Additionally, some of the words chosen (for the English version, at least) were words that were either kind of clunky or flat-out not used in typical conversation. The clients you speak with are called “interlocutors,” for example, and hearing someone with an American accent talk about “uni” instead of “college” was just a tad bit odd. Now I don’t deign to imply I know every single word in my native language, but I come from a long line of English teachers and I feel like they would have used “interlocutors” once or twice in passing if it was at all necessary to know; instead, the first time I’m hearing it is, surprisingly, in this game. Again, I’m not pretending to know all the words or anything, but it was one of many strange choices that made it feel somewhat unapproachable. Although Coffee Noir is certainly comprehensible, it would benefit from a localizer.

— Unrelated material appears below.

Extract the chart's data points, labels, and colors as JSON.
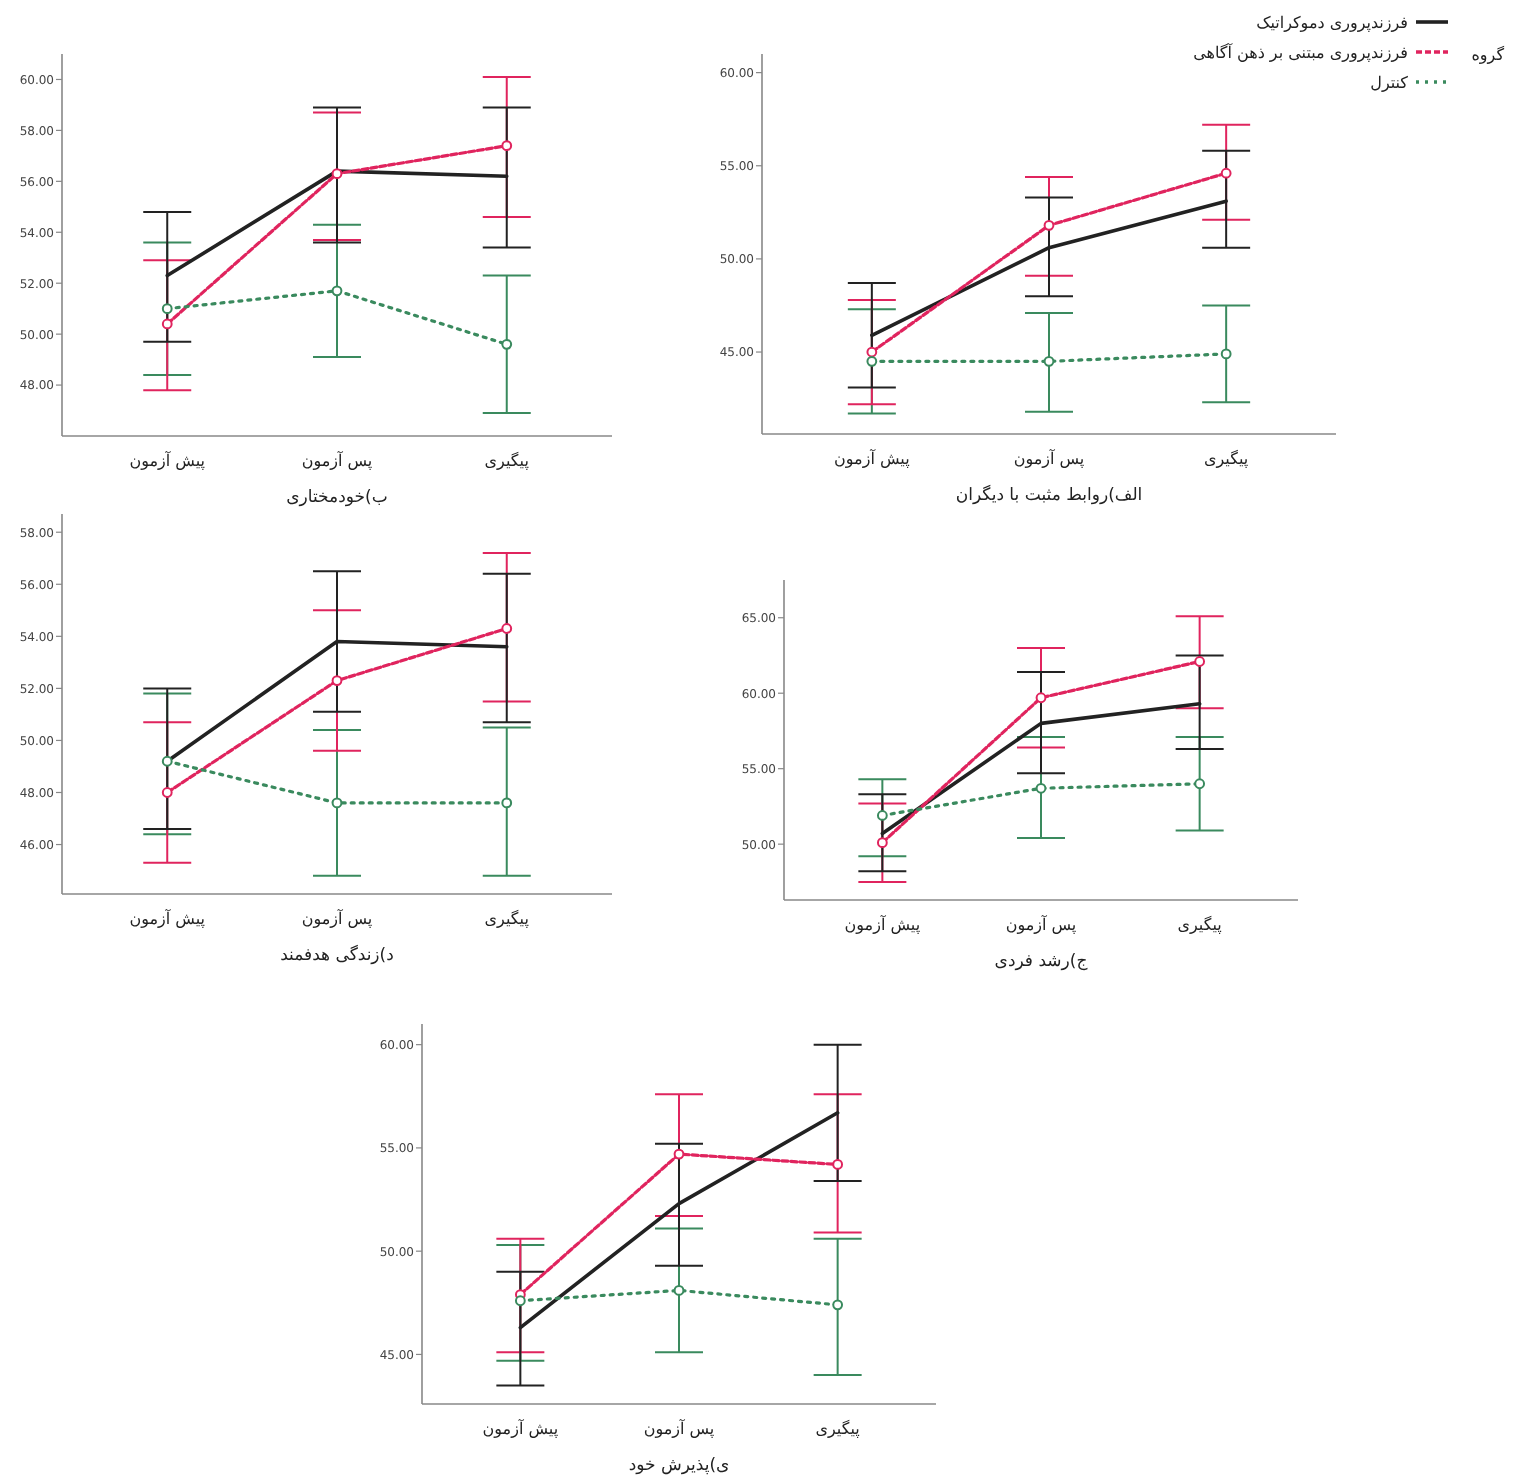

Coffee Noir goes down like a warm cup of coffee — black, of course, no cream or sugar. It builds a coffee-based Post-Warpunk world full of mystery and intrigue, the setting something I’d absolutely love to see explored more in future titles. Its blend of noir mystery and sales/business management is certainly something new, the concepts executed competently with a bold, rich flavor. And, for all the concerned noir fans out there, it does indeed end on a bitter note — just like an espresso. If you love to get lost in a good vintage murder mystery and think you have what it takes to grow a coffee empire, Coffee Noir will provide that caffeinated challenge for you.
Final Verdict: 3.5/5
Available on: PC (reviewed); Publisher: DOJI; Developer: NAOS Software, DOJI; Players: 1; Released: September 30, 2021; MSRP: $24.99
Editor’s note: This review is based on a retail copy of Coffee Noir – Business Detective Game provided by the publisher.